I’d been that glad to see Isaac again. Went back to billets one spring day and there he was. We’d been split up on arriving in France in late ’15. He’d been kept at base in Étaples, I’d gone on attachment to the 30th. He sent a battalion Christmas card with Father Christmas riding on a gun carriage to say he was well and had done no fighting. He put in a cutting about striking factory workers back home. Connie had been arrested for “agitating workers.” He’d written “Nothing new then!” on the top. So when I walked in, saw him and his pack sitting on a bunk like two orphans, I could have thrown my arms around him.
“Where’s your hat?” I asked straight off.
“It’s a ushanka,” said he. “That’s its Russian name. I could have sold it ten times over last winter. Including officers. But I didn’t. If anything happens to me, it’s yours.”
He looked more sickly than ever. He’d been in the hospital for a while with a bronchial infection. Even the doctor had tried to buy the ushanka, he said.
For all that we were both glad being together, we found ourselves squabbling much of the time.
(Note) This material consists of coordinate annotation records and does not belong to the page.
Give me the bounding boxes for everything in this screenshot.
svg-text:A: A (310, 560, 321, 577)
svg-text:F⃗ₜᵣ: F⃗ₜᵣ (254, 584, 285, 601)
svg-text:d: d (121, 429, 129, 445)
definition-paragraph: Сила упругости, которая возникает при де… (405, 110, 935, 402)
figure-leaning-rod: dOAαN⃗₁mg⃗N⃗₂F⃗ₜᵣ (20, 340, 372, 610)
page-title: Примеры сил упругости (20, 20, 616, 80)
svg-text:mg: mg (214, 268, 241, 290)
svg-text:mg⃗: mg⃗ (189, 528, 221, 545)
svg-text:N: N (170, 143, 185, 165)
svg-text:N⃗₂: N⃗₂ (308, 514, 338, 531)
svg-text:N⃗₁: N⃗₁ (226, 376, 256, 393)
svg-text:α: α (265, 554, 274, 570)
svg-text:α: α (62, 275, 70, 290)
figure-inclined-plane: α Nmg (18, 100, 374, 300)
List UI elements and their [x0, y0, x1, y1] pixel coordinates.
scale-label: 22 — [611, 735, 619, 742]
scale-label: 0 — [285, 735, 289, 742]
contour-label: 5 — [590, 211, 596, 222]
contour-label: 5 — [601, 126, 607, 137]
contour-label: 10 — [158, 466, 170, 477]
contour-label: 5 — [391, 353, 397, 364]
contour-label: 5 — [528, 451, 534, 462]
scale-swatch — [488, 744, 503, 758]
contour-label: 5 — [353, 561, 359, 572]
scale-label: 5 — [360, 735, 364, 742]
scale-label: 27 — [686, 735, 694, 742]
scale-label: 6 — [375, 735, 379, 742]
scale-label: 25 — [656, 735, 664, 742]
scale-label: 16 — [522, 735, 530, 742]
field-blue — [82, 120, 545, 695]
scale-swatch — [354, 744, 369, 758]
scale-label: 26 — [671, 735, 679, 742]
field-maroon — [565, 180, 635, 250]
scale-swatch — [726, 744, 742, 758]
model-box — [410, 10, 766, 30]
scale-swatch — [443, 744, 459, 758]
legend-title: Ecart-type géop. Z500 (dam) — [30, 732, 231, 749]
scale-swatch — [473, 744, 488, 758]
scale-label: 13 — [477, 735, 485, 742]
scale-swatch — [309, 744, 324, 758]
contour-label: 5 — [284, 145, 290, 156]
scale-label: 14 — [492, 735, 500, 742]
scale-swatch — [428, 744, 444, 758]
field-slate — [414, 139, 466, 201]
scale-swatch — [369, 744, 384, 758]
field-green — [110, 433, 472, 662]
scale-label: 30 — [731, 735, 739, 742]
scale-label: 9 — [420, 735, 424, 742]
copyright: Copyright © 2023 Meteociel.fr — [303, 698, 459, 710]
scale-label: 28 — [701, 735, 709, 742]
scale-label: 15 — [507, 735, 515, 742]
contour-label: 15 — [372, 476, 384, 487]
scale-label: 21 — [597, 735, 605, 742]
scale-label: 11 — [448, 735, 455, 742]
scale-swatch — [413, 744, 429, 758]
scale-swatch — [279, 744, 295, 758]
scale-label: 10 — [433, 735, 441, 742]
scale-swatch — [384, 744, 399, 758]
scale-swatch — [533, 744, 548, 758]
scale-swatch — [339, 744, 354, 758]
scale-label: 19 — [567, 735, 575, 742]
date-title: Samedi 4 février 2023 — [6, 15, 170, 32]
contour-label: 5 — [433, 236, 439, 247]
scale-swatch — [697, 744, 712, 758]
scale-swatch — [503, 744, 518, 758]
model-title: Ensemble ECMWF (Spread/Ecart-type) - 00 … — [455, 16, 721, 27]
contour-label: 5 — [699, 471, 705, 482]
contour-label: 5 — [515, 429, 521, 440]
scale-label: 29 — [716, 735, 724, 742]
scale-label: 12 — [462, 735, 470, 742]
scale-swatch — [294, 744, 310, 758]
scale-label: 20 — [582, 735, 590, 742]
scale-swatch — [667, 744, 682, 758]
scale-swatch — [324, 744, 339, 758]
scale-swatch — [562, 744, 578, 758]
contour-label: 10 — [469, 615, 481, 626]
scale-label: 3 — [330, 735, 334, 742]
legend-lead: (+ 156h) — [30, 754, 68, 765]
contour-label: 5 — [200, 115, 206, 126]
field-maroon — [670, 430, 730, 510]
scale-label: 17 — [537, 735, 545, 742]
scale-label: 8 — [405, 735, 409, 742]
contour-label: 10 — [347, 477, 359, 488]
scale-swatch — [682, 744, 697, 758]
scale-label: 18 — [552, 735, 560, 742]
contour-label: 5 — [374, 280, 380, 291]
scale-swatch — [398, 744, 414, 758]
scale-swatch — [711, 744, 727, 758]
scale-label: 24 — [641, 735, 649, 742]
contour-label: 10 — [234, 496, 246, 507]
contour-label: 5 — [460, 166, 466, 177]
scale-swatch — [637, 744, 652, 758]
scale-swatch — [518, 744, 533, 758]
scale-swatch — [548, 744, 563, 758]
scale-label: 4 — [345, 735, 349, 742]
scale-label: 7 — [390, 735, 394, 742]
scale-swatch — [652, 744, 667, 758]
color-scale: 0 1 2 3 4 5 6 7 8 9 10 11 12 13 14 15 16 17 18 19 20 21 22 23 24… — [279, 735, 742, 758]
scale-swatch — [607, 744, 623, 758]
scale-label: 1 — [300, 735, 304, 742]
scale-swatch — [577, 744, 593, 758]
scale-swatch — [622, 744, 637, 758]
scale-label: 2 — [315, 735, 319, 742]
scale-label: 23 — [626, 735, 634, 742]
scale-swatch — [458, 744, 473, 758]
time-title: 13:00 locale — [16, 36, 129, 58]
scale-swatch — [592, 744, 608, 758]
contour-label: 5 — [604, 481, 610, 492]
He’d liked the training all right, and was good at it, but the active service didn’t seem to suit him. The area was all countryside for a start, and what villages there were were half deserted or being turned into rubble, and Isaac had never been happy outside a town. But I couldn’t cope with all the dramatics. When I called him on it, he’d give me this doleful look as if it wasn’t even odds whether either of us could come to grief. But I’d soon had it with him carrying on like he was already done for every time he went out. It was bad luck.
For example, one evening, when things were starting to heat up, Mr. Pierce came along and took two cyclists to go forward to run messages for the Lancashires. One was Isaac. He put his stuff together on his bed, coughing a bit as he did. The tracts, his Book of Thoughts, his Esperanto dictionary, his clippings and pamphlets, and his creased photograph of his father and mother, taken in the last century by the look of it. He suddenly got very formal and insisted on shaking my hand.
“Please write to my brother if I don’t come back,” he said.
“Don’t be an ass,” said I. “You’ll get a grandstand view, see a bit of proper action but not be part of it, and you’ll be back swanking and able to live off it for days.” He would, too, in his pessimistic way. That was Isaac all over.
“His address is in my tin,” he said. “But it’s easy. It’s the same as my name. Meyer Street. Number 14, Meyer Street. Stepney. If you remember fourteen, that’s all you need. Samuel will get it. When he gets out of prison.”
But I wasn’t listening, because to hear would be bad luck.
Five hours later, Isaac came back in, pushing his machine. He nodded, in a sort of exhausted, sort of relieved, sort of proud way.
“All right?” I said.
He nodded again, breathless. “Sticky,” he said. “It was, I mean. Out there. Very bad.”
But as he put his photograph and his book and his dictionary away, something about him said Now I’ve seen it all and I didn’t shirk it. That night he didn’t cough at all. Very quiet, he was.
So, his luck held and my luck held for ten months or so from when we’d signed our papers right through to the next summer. But then as June unfolded, stuff started to go wrong. One of our best officers caught it just standing there lighting his pipe, one patrol went out and didn’t return, and our colonel collapsed with a burst ulcer. Sent back to Blighty.
I went out with a message one foul night, thinking that if Nora and I fell in a shell hole, she’d drown us both, and when I got there—a trench overlooking Mametz—there was nobody wanting my message, just three dead men, sitting tidy, all with their throats cut. Even after everything I’d seen, it gave me the heebie-jeebies. I was looking behind me; someone had crept up on these three, unexpected; two hadn’t even lifted their rifles. On the way back, I heard shouting and passed a wagon train with two soldiers, and they had slipped half into a crater of mud and they’d shot one of their mules, as it had broken its leg. They’d cut the remaining mule free, and it had pulled away and charged off to fall in the next foxhole. As I came past, one of the soldiers jumped on the other lad, knocked him backward, and looked fit to drown him too.